Dr Catherine (Cathy) Ferguson
Cathy Ferguson is an Otolaryngologist, Head and Neck Surgeon based in Wellington. She has been a surgical representative on the NZMA Specialist Council for 10 years, and was elected to this Council and the NZMA Board in 2021.
She has been very active in various roles with the Royal Australasian College of Surgeons (RACS) for over 20 years at a national and a binational level, serving as Hon. Treasurer and then Chair of the NZ National Board, NZ Censor for RACS, and a RACS councillor for nine years, finally serving as RACS Vice President for two years. Her particular interests have been in the RACS efforts against Discrimination, Bullying and Sexual Harassment in surgery and she is a member for the Operate With Respect Committee of RACS as well as a Course Director for the OWR program, and an instructor on the RACS Training in Professional Skills course.
Dr Ivan Robertson
Ivan Robertson has chaired the NZMA's Doctors-in-Training Council since mid-2021. He is a RACP Paediatric basic trainee, currently stationed at Waikato Hospital. He has spent time at the interface between doctors and management at a local level in a number of different capacities, and has sat on the DiTC since 2019. He is eager to ensure that junior doctor and student voices are heard, particularly with regards to equity issues and working towards more efficient and rational healthcare systems.
Dr Osman Mansoor
Dr Osman Mansoor was born in Mauritius, grew up in London, and home is now in Gisborne.
He has been the Medical Officer of Health for the Hauora Tairāwhiti since January 2020.
Dr Mansoor came to Aotearoa in 1986, having completed by his medical training in the UK. He set up a general practice in Wellington (Plimmer Steps) and trained there in public health medicine (PHM).
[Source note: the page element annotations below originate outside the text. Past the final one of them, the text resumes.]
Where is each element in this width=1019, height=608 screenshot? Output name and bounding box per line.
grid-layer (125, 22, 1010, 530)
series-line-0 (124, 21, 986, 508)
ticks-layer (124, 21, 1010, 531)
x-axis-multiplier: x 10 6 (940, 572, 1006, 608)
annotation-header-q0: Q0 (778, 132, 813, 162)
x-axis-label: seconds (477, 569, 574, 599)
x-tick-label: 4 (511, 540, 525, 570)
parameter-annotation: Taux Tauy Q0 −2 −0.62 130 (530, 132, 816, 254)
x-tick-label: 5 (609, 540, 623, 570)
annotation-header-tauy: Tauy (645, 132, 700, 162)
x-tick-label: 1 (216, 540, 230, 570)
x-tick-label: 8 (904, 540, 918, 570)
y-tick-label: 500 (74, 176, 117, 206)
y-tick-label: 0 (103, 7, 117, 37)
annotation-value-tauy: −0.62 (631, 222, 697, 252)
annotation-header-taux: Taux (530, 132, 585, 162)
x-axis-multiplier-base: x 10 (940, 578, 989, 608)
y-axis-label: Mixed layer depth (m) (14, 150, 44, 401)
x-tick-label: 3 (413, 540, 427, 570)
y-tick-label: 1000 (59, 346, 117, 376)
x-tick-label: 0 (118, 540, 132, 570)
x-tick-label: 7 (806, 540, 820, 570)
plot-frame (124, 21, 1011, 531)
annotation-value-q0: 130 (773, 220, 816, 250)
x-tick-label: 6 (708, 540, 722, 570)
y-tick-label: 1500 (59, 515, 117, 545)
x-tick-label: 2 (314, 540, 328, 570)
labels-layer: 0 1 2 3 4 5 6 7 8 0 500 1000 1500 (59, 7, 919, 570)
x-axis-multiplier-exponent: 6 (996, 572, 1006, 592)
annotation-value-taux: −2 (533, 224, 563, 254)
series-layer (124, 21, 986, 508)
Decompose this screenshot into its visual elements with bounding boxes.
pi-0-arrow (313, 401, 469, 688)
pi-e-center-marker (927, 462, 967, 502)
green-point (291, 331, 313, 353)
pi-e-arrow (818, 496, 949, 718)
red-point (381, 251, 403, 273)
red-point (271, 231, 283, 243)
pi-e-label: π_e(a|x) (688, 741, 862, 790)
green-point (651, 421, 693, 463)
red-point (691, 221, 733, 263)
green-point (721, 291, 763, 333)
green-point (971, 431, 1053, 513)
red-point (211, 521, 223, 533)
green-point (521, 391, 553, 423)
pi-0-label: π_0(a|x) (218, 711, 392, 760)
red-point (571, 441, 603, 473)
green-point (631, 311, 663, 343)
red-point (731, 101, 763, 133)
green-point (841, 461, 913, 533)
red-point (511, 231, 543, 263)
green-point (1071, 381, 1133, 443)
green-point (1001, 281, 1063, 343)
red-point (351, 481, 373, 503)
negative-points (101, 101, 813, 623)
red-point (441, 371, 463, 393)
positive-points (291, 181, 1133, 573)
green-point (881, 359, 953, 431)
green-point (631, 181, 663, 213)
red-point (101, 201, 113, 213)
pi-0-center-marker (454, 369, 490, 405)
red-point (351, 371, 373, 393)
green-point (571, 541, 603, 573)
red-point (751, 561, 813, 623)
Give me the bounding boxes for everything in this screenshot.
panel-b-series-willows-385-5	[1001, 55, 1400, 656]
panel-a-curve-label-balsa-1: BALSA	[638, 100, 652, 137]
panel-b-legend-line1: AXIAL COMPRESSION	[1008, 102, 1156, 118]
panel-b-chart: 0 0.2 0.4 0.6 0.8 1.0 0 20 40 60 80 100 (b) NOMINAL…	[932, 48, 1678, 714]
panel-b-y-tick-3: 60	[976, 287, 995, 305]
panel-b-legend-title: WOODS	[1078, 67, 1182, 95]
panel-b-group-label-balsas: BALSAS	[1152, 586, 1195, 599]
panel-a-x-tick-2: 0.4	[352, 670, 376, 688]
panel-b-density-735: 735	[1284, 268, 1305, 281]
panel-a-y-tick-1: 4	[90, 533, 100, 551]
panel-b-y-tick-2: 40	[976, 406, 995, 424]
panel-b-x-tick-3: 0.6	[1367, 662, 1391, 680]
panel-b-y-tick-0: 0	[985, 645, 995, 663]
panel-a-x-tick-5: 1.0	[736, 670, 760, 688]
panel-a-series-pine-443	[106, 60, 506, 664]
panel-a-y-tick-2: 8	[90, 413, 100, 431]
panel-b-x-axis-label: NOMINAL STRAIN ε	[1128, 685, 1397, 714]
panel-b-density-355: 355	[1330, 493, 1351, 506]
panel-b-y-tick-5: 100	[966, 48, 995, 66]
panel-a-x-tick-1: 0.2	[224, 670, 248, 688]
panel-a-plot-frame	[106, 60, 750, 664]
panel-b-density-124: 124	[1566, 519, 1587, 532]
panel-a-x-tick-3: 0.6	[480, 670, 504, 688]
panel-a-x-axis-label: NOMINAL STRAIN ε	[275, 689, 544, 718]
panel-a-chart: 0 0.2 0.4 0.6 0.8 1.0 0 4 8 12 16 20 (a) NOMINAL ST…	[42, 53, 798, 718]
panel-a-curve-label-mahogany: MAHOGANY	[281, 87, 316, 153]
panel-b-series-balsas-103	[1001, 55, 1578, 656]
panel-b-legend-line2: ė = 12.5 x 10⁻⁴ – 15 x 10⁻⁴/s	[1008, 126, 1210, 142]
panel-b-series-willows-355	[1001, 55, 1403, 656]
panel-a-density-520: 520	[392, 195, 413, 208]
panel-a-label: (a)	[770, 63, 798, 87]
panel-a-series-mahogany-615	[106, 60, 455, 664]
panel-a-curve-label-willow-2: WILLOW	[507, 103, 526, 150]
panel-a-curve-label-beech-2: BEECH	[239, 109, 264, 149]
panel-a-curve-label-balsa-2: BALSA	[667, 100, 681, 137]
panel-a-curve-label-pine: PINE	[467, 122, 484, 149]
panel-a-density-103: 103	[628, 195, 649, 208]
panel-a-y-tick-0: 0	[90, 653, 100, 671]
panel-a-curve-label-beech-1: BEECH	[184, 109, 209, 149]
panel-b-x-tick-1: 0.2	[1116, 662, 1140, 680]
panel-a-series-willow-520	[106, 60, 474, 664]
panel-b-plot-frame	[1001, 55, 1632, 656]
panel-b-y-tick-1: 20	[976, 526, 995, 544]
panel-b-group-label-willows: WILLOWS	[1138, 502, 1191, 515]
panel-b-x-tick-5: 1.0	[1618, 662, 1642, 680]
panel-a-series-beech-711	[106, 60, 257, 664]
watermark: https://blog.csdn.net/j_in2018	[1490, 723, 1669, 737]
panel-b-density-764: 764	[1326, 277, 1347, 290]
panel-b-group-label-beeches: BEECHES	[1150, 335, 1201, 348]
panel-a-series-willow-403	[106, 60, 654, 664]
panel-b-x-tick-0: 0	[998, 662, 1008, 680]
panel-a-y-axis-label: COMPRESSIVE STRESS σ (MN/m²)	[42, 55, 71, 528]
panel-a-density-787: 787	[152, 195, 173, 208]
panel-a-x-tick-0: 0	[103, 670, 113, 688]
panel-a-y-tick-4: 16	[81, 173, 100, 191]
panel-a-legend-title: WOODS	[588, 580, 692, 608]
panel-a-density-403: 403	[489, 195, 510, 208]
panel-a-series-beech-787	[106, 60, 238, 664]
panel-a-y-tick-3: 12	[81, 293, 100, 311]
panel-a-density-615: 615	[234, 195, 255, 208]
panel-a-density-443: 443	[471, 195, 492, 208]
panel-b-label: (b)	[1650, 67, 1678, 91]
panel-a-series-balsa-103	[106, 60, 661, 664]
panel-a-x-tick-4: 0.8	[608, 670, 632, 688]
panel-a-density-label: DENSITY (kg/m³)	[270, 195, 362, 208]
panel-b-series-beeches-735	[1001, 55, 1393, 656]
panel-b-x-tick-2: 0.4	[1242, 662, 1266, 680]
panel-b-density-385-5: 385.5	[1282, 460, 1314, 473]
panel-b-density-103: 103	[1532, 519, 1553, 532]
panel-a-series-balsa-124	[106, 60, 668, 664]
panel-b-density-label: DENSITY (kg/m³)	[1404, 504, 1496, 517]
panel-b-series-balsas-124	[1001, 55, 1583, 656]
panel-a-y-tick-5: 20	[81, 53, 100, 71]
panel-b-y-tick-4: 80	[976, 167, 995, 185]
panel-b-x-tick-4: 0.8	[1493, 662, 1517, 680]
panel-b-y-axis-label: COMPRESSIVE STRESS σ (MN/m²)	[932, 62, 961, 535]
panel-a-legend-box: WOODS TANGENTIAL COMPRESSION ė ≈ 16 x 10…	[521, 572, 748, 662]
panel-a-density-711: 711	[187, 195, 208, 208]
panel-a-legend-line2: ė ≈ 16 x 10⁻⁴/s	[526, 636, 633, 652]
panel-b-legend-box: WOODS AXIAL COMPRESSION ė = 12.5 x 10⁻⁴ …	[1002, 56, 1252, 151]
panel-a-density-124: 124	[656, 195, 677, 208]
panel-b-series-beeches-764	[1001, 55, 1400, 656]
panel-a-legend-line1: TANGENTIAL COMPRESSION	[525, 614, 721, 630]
His first registrar project was on immunisation, in his final year he helped to introduce Hib vaccine (1994) to the national schedule and later influenza vaccine (1997) at the Public Health Commission and Ministry of Health, respectively. Dr Mansoor worked internationally for 15 years, staring with four years at WHO Regional Office in Manila and eight years at UNICEF Headquarter in New York, helping the poorest countries to introduce new vaccines.